Il rapporto con Casini e il Terzo
polo si annuncia complesso. Il solo antiberlusconismo può consentire un
breve tragitto comune. Del resto si
tratta di una categoria certamente più
debole di quella antifascista (per azzardare un’analogia), e soprattutto destinata a indebolirsi simbolicamente a
mano a mano che Berlusconi si indebolisce politicamente. Senza Berlusconi, il Terzo polo, che esce da queste
elezioni senza alcuna prospettiva significativa di crescita elettorale, non
avrebbe alcuna difficoltà a rientrare velocemente in una alleanza di centrodestra.
Ritrovare uno schema anche vagamente ulivista (non certo l’Unione),
l’unico che abbia prodotto risultati di
coalizione, significherebbe riprendere
la strada delle riforme elettorali di tipo
uninominale-maggioritario.
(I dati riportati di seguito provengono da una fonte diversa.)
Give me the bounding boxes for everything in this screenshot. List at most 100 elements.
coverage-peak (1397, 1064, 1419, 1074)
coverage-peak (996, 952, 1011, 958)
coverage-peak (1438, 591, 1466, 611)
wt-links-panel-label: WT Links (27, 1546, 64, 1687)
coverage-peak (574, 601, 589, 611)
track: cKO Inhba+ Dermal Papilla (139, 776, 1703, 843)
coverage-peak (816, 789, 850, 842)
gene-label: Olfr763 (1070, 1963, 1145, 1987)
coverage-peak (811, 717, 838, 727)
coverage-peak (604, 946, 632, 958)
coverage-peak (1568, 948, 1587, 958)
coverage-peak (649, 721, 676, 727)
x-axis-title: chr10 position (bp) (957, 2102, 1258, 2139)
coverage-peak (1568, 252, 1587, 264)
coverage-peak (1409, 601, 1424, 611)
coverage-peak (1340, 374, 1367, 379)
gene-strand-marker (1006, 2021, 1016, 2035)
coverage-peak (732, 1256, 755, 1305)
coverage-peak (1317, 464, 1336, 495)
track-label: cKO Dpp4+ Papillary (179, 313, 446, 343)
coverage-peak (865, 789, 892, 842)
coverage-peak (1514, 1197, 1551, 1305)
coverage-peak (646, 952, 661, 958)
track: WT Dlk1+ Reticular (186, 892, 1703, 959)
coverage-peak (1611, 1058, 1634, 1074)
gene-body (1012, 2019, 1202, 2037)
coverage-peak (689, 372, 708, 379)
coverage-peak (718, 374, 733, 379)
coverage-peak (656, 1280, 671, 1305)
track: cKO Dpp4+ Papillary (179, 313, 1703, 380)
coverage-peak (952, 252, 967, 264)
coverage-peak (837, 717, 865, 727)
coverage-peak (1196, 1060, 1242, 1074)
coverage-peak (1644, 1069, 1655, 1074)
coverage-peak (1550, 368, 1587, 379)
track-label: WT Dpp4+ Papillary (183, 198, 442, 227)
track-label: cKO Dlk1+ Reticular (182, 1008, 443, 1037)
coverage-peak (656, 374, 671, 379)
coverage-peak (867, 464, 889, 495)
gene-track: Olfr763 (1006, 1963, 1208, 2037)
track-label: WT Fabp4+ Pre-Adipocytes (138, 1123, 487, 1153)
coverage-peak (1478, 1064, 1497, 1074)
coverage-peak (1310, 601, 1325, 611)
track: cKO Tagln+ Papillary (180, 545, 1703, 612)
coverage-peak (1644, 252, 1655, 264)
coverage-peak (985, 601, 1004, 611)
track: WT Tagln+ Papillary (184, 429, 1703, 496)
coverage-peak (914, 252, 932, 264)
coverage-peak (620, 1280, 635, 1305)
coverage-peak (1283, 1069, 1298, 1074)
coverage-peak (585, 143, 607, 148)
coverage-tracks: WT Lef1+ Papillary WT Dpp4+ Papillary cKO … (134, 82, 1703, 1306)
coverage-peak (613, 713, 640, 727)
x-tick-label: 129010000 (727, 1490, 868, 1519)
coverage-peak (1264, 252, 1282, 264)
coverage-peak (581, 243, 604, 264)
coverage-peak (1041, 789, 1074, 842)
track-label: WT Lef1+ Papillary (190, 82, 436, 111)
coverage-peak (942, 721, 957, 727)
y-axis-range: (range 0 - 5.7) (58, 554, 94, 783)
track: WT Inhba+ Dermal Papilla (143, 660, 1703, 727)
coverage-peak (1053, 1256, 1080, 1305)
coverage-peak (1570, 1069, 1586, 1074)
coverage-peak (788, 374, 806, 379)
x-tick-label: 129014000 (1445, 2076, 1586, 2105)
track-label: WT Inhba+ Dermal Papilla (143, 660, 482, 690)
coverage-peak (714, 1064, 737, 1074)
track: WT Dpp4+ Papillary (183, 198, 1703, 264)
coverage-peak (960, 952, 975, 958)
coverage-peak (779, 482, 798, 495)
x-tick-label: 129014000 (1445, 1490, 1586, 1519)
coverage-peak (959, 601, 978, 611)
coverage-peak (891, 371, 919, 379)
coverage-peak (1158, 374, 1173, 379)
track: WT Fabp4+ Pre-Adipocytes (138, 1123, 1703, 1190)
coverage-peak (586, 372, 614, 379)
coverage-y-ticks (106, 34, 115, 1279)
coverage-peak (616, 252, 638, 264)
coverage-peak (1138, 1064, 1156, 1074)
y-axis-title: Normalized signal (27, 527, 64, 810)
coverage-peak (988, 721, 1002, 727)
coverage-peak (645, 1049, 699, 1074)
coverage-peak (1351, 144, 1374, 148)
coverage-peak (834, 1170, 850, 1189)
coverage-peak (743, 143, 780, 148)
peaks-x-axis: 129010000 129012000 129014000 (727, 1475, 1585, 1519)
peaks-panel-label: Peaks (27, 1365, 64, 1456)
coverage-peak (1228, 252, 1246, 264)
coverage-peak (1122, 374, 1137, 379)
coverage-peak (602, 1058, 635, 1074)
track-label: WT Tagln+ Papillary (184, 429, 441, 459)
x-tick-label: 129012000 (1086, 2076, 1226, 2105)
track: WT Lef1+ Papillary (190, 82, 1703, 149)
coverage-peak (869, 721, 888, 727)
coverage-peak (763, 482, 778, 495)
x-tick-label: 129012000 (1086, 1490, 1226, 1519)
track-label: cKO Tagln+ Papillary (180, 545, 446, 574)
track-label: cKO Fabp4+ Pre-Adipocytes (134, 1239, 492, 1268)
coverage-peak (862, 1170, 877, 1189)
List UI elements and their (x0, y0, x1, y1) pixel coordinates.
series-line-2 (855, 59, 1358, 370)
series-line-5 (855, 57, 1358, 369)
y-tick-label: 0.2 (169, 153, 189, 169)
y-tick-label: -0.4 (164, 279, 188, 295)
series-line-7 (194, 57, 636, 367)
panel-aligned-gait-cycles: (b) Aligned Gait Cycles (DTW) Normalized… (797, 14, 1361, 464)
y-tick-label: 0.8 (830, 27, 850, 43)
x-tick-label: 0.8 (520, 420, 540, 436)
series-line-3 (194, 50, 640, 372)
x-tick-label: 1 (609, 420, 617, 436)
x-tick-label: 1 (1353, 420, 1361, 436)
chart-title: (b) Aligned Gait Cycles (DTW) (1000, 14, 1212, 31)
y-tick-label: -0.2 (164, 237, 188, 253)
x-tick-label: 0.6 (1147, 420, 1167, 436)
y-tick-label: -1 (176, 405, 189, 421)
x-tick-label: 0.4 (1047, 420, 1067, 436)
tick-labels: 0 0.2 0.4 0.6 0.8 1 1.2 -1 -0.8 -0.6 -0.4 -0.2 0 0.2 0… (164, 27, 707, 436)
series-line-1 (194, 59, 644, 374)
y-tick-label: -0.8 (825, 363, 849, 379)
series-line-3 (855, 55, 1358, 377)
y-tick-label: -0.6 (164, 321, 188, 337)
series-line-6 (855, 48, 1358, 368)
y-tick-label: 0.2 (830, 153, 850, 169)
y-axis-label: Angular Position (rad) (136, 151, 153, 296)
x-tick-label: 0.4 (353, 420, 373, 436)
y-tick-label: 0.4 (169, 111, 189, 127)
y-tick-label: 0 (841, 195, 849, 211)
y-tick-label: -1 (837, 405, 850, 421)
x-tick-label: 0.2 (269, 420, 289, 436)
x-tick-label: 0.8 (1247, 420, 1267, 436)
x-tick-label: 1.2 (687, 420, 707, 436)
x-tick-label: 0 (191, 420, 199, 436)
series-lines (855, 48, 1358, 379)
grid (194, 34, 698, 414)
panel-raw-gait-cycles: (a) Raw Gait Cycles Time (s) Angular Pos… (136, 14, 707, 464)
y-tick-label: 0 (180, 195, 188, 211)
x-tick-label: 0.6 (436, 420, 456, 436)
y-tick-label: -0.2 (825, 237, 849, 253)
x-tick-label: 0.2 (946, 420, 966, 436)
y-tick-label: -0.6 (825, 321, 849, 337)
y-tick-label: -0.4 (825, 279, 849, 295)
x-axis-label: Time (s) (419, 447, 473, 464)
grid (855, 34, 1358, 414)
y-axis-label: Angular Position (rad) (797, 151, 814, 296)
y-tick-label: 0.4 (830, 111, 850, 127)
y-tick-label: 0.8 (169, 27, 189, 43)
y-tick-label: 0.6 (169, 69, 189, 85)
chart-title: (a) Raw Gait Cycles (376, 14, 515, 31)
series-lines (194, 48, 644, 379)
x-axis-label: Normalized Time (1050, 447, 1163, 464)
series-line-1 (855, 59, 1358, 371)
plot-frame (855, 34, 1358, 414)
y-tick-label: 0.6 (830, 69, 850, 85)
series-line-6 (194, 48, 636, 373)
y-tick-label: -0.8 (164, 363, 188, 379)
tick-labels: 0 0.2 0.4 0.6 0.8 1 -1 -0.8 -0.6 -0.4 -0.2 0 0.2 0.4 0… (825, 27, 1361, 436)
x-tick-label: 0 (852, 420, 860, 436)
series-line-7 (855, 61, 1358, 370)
Il solo modello attualmente escluso dal dibattito
del PD. Esso rimetterebbe in gioco
l’identità democratica di un partito tale
solo di nome, favorendo una fuoriuscita
definitiva dallo schema oligarchico che
attualmente lo regge.
Per questo Bersani, che è innanzitutto il segretario del partito, non
chiede le elezioni. Aspetta che Berlusconi si logori da solo. Così facendo, soprattutto se davvero ci trovassimo di
fronte a un nuovo ciclo politico caratterizzato da volontà di movimento dell’elettorato, si finirebbe con non fornire
una rappresentazione adeguata delle
forze del cambiamento e col favorire le
forze estreme del campo del centro-sinistra. Le elezioni rimangono l’unica
strada di rappresentazione democratica
del cambiamento potenziale. L’unico
strumento per incanalare e dare forma
politica a un ciclo di protesta. Inseguire
la chimera del governo di unità nazionale rappresenta, in fondo, l’esito finale
del berlusconismo: l’uscita dalla transizione riconoscendo il fallimento di un
intero ceto politico.
Gianfranco Brunelli
1
Le 13 citta sono: Torino, Novara, Milano,
Trieste, Bologna, Ravenna, Rimini, Latina, Napoli, Salerno, Catanzaro, Reggio Calabria, Cagliari.